For our purposes, the key question is what order are the filters that the getFiltersForRequest() call iterates over stored in? The order is determined by the order in which filters are saved to this list and filters are added to that list as calls are made to the loadFilters() function for a module. Inside loadFilters() for each module, the filters are loaded in the appropriate order (top → bottom as the <filter-mapping> entries are encountered in config.xml). These loaded filter mappings are then appended to the end of the list of filters.

loadFilters() itself is called in two places, either as each module loads or after the initial Spring refresh is done (this is usually when filters are loaded on startup). The order in which loadFilters() is called for different modules depends on the order they are returned from ModuleFactory.getStartedModules() and this order in turn is determined by the order in which they are returned from a WeakHashMap. A WeakHashMap has essentially the same order guarantees as a HashMap, which is to say consistent (as long as items are not added or deleted between iterations), but very unobvious.

Recommendation

loadFilters() (and loadServlets(), though this is less important) should be called in the order that the modules were loaded. This is to ensure that the order in which filters are executed is consistent with the order in which modules are loaded. This will ensure that filters for modules are loaded in the same order as modules themselves, and thus easier to reason about.
Filters should be loaded by prepending new filters to the list of filters.

2 might take a bit of explanation. The idea here is this: filters can have effects that apply either before a request is handled to the servlet (e.g., authentication), after a request is handled by the servlet (e.g. compressing the result) or do both of these things. Filters that have effects before the request reaches the servlet should also have their effects before the request reaches any filter from a module they depend on. This makes the solution to the problem I outlined above simply a matter of making the OAuth2 module aware_of the FHIR2 module, so that its authentication filter runs before the FHIR2 forwarding filter. Similarly, filters that have their effects after the request reaches the servlet should be able to be applied after all the filters of modules they depend on have run.

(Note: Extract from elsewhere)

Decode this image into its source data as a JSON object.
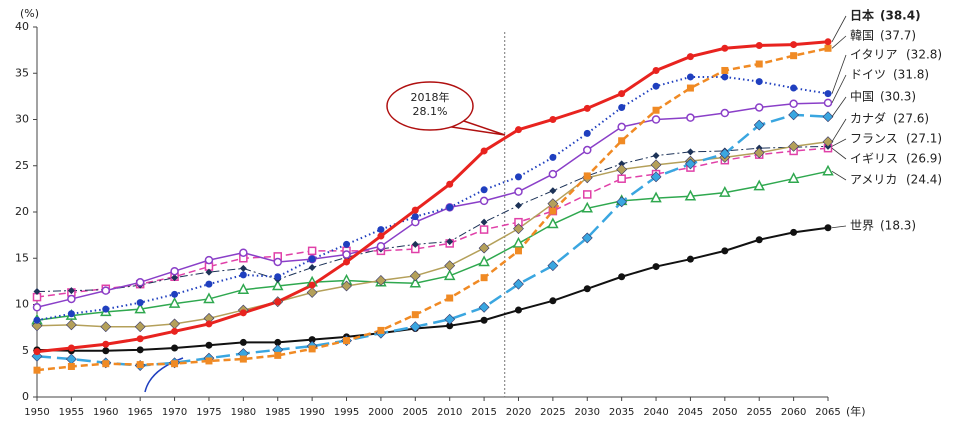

Finally, and this is incidental to all of the above, (so is probably a separate platform ticket): we should replace the caches using a WeakHashMap<String, Module> with ones using HashMap<String, WeakReference<Module>> as this expresses what I assume was the original intention. (WeakHashMaps hold WeakReferences to their keys, meaning when their keys are garbage collected, their entries are effectively removed from the map. The idea of a WeakHashMap is that you can store metadata about an object that doesn’t prevent that object from being garbage collected. However a WeakHashMap where the keys are strings is basically a less performant HashMap because Java Strings are stored as constants in the string pool and never removed by the garbage collector; a map where the values are WeakReferences would allow the values—the module objects in this case—to be garbage collected when there are no other references to them. The only issue is that a map with values of weak references needs to periodically poll itself to remove keys that point to values that are now null).

burke · December 18, 2021, 7:00pm

Thanks for the thoughtful proposal and excellent explanation, @ibacher!

I agree with your solution and I’m glad to avoid the anti pattern of assigning relative weight/priority numbers to try to implicitly handle sorting (and inevitably becomes a race to the top).

Could the get/iterator methods be designed to remove/filter nulls just in time (e.g., skip nulls or behave as if a null entry doesn’t exist & trigger cleanup only when needed)?

dkayiwa · December 18, 2021, 9:09pm

I like this proposal.

This makes a lot of sense and i wonder how we missed it!